Короткая юбка не скрывала ног; широкие свободные рукава обнажали руки до локтей; вырез в форме сердечка, который Нана, прячась от колотушек Купо, где-нибудь в укромном уголке на лестнице подкалывала булавками, открывал снежную белизну шеи и золотистую тень у груди.
Вот и весь наряд, в придачу только розовая лента, развевавшаяся над затылком. Нана была свежа, как букет. От нее веяло прелестью молодости, чем-то женственным и детским.
Воскресенья были для нее в те времена днями свиданий с толпой, с мужчинами, проходившими по улице и бросавшими на нее жадные взгляды.
Она ждала этих свиданий целую неделю, ее подстрекали желания, она задыхалась, ее манил простор, прогулки на солнце в сутолоке праздничного предместья.
С утра она принималась наряжаться и целыми часами просиживала в одной рубашке перед осколком зеркала, прикрепленным над комодом; весь дом мог видеть ее в окне, поэтому мать сердилась и спрашивала, долго ли она собирается разгуливать нагишом. Но Нана босиком, в сползавшей с плеч рубашке, с разметавшимися волосами продолжала спокойно приклеивать подсахаренной водой завитки на висках, пришивать пуговки к ботинкам или прикалывать бантики на платье.
— Ну и пугало, — издевался над ней папаша Купо, — просто кающаяся Магдалина!
Тебя можно выставлять напоказ, как дикарку, и брать за это по два су.
Да спрячь же ты свое мясо, — кричал он, — а то я хлеб не могу есть!
И сколько очарования было в прозрачной белизне ее кожи, в пышных белокурых волосах, когда она, не смея возражать отцу и вспыхнув от злости, наклоняла голову и звонко перекусывала нитку, перекусывала с такой силой, что дрожь пробегала по ее полуобнаженному телу.

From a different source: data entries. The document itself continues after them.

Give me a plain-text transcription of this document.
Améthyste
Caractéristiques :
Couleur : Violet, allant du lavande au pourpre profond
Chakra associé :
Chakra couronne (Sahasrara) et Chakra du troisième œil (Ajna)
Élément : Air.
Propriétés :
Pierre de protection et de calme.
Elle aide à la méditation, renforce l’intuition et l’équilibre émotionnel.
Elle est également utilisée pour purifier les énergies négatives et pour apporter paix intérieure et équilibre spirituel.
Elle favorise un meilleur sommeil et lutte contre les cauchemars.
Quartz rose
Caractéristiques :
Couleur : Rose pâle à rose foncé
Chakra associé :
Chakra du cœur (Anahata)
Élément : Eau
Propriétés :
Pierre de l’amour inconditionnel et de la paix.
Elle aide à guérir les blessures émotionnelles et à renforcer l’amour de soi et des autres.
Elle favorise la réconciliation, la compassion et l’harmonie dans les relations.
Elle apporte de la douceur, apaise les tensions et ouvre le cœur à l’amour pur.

После завтрака она убегала во двор.
Жаркий воскресный покой усыплял дом; мастерские в нижнем этаже были заперты; квартиры зевали широко распахнутыми окнами; виднелись накрытые к вечеру столы, поджидавшие хозяев, нагуливавших аппетит на укреплениях. В четвертом этаже какая-то женщина пользовалась свободным днем, чтобы вымыть комнату; она отодвигала кровать, переставляла мебель и целыми часами пела тихим, плачущим голосом одну и ту же песню.
И в этом безлюдье, среди пустого и гулкого двора, Нана, Полина и другие девушки-подростки заводили игру в волан.
Их было пять-шесть подруг; вместе они выросли, расцвели, вместе становились теперь королевами дома и делили между собою взгляды прохожих.